Entre les adeptes du jeûne intermittent et ceux qui culpabilisent après un dîner tardif, la question de l’heure des repas divise. Si certains jurent que manger après 20 heures condamne à prendre du poids, les données scientifiques révèlent une réalité bien plus nuancée. Un expert en nutrition démêle le vrai du faux.
Ce qui compte vraiment selon les nutritionnistes
Le Dr Jean-Michel Cohen s’inscrit en faux contre les idées reçues. Pour ce spécialiste reconnu, l’horaire du repas importe moins que le contenu de l’assiette. La quantité et la qualité des aliments consommés restent les véritables déterminants de la prise de poids, bien avant le moment choisi pour se mettre à table.
Cette position tranche avec l’engouement actuel pour le jeûne intermittent, qui place le timing des repas au centre de la stratégie nutritionnelle. Pourtant, les mécanismes physiologiques suggèrent une approche plus globale.
Les pièges comportementaux du grignotage nocturne
Des choix alimentaires problématiques
Les recherches mettent en lumière un phénomène préoccupant : lorsque la majorité des calories sont ingérées en fin de soirée, l’apport calorique total de la journée tend à augmenter. Ce n’est pas l’heure en elle-même qui pose problème, mais les comportements qui l’accompagnent.
Le contrôle des portions se relâche à mesure que la journée avance. Les études révèlent que les choix alimentaires nocturnes sont souvent dictés par l’ennui ou des facteurs émotionnels, et non par une véritable sensation de faim.
Le cercle vicieux des snacks tardifs
Les aliments privilégiés lors des collations nocturnes s’avèrent rarement judicieux sur le plan nutritionnel. Les snacks riches en sucre et en gras dominent, créant un déséquilibre énergétique significatif.

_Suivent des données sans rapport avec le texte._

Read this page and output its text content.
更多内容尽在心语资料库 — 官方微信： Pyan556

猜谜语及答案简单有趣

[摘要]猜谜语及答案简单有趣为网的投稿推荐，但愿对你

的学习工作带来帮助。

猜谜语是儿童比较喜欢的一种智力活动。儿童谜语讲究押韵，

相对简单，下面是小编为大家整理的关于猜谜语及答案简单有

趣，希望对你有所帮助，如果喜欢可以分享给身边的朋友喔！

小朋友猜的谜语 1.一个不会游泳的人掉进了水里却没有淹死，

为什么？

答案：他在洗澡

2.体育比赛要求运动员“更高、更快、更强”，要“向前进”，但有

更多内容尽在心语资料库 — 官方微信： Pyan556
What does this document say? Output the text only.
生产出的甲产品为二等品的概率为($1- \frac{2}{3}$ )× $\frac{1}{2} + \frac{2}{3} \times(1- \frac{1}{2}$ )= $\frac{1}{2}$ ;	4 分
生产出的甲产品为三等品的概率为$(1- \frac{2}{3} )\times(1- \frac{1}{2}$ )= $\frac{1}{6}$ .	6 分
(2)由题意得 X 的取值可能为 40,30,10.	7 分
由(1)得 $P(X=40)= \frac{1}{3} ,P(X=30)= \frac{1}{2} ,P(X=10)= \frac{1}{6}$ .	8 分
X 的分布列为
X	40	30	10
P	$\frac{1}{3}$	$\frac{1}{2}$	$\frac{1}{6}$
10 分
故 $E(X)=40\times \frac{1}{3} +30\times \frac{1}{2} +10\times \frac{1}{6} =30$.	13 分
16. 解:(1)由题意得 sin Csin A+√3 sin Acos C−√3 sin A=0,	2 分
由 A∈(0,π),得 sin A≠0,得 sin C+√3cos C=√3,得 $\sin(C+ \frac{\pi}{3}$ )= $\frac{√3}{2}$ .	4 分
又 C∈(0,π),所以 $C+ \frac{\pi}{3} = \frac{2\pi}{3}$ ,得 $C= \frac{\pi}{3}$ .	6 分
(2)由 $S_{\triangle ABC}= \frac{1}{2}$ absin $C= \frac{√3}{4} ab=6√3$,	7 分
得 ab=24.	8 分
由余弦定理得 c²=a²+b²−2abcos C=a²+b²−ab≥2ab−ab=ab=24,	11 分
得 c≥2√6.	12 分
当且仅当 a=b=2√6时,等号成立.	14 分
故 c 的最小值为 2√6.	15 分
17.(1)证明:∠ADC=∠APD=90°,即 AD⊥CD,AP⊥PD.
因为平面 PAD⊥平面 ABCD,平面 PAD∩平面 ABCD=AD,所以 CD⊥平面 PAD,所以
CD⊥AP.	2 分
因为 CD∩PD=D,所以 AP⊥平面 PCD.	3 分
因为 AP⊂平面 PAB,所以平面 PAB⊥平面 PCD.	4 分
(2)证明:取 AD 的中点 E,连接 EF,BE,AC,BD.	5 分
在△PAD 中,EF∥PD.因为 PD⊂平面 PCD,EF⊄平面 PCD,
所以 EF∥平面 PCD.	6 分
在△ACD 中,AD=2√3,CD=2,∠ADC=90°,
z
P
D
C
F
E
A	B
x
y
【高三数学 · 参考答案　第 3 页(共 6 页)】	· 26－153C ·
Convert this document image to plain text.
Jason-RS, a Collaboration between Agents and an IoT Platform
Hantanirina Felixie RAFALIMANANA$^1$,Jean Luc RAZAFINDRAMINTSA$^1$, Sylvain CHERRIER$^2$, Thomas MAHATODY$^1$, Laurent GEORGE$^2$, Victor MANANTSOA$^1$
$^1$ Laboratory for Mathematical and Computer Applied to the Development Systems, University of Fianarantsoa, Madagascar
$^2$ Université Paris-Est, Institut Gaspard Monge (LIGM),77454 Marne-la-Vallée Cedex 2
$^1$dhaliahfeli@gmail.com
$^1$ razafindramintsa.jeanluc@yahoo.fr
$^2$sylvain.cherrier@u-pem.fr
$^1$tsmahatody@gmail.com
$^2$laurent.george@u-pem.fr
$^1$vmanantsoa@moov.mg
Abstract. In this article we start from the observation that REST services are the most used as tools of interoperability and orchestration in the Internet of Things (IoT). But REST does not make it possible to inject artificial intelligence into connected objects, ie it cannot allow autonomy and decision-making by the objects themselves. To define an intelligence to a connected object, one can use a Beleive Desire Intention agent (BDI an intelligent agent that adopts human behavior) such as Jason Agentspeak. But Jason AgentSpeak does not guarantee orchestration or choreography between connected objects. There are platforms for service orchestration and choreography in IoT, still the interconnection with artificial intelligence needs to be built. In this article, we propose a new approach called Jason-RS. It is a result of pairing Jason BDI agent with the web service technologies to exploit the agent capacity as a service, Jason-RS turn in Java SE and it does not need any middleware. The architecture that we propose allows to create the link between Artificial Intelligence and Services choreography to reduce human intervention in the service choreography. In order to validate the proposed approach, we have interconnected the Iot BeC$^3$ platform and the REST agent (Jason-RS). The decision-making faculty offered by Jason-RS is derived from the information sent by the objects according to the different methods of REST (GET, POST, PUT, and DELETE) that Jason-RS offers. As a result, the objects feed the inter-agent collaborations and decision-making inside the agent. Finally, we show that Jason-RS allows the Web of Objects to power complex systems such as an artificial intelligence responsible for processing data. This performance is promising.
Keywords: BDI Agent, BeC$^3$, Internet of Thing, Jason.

Ce déséquilibre s’aggrave par la réduction naturelle de l’activité physique en soirée. L’organisme stocke alors plus facilement les calories excédentaires, sans possibilité de les dépenser avant le coucher.
L’effet domino sur le sommeil et l’alimentation du lendemain
Les repas tardifs perturbent la qualité du sommeil, créant un cercle vicieux particulièrement sournois. Un sommeil de mauvaise qualité entraîne un manque d’énergie le jour suivant, poussant à compenser par une consommation calorique accrue.
Cette fatigue chronique modifie les signaux de faim et de satiété, rendant plus difficile le maintien d’une alimentation équilibrée sur le long terme.
Les conseils pratiques pour une alimentation saine
Plutôt que de se focaliser obsessionnellement sur l’horloge, le Dr Jean-Michel Cohen recommande de privilégier l’équilibre et la régularité des repas. Cette approche se révèle plus durable et efficace qu’une restriction horaire stricte.
L’expert encourage la consommation de repas équilibrés répartis harmonieusement tout au long de la journée. L’objectif : éviter les excès alimentaires qui surviennent souvent en réaction à des restrictions trop sévères imposées en journée.
Cette stratégie permet de maintenir un métabolisme stable et de prévenir les fringales incontrôlables qui conduisent aux grignotages nocturnes problématiques.